30. The method of claim 28, wherein the step of exposing includes administering the candidate inhibitor to a human.

31. A method of identifying compositions that inhibit or kill quiescent cells comprising exposing a quiescent cell to at least one candidate inhibitor and monitoring the physiology of the quiescent cell.

32. The method of claim 31, wherein the step of exposing includes administering the at least one candidate inhibitor to a model organism.

33. The method of claim 31, wherein the step of exposing includes administering the at least one candidate inhibitor to a human.

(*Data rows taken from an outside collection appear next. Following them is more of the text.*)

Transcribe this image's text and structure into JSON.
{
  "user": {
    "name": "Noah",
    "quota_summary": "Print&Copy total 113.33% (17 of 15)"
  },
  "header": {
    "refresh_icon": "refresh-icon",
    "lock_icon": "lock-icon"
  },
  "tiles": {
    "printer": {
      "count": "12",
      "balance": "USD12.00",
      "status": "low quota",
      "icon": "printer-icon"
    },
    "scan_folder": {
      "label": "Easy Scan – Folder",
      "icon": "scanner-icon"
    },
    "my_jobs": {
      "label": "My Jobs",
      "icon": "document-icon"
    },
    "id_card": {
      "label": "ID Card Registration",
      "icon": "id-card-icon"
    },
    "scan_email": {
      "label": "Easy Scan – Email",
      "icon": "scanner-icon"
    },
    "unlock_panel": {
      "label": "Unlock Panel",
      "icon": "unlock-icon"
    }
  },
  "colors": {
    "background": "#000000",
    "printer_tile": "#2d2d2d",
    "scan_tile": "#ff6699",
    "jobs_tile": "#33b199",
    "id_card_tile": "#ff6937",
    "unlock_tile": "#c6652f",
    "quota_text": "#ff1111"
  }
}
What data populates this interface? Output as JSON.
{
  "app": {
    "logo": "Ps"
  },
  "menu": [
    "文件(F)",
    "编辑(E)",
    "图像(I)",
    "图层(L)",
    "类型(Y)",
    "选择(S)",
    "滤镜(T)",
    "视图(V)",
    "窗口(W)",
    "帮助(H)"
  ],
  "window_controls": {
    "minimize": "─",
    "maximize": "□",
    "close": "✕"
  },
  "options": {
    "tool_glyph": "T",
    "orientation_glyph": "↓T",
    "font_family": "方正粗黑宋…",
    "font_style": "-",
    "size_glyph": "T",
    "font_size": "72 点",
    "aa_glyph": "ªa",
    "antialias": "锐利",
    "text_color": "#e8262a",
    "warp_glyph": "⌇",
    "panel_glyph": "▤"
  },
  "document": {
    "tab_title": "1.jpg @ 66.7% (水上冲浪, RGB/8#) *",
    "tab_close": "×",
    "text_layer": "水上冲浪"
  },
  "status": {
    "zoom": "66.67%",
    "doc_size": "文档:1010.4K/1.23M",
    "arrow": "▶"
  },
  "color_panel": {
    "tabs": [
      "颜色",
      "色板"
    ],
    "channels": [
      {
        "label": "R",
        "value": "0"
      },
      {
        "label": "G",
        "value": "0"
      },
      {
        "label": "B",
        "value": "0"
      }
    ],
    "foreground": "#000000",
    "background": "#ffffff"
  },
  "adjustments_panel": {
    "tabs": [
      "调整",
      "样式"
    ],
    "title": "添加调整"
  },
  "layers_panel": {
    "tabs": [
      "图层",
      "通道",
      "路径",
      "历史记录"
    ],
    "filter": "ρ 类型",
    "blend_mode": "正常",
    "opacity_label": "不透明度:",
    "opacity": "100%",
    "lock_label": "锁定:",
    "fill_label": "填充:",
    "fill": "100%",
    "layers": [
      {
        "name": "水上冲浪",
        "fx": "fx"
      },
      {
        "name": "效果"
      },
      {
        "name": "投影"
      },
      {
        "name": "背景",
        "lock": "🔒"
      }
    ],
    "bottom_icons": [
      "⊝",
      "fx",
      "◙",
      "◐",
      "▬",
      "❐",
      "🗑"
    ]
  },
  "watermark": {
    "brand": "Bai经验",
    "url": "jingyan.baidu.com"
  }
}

34. A method of inducing apoptosis comprising exposing at least one of a cell, a cell culture, a tissue, an organ, an organism or a human to a composition comprising an autophagy inhibitor and at least one of an NADPH modulator or a glutathione modulator.

35. The method of claim 34, wherein the composition further comprises a reactive oxygen species modulator.

36. The method of claim 34, wherein the composition further comprises a proteasome inhibitor.

37. A method of sensitizing quiescent cells to proteasome inhibitors comprising exposing a cell, a cell culture, a tissue, an organ, an organism or a human to an autophagy inhibitor and at least one of an NADPH modulator or a glutathione modulator.

38. A composition comprising DHEA and an autophagy inhibitor.

39. A method of inhibiting or killing a quiescent cell comprising exposing the quiescent cell to DHEA and an autophagy inhibitor.

40. A method of treating cancer comprising administering DHEA and an autophagy inhibitor to a cancer patient.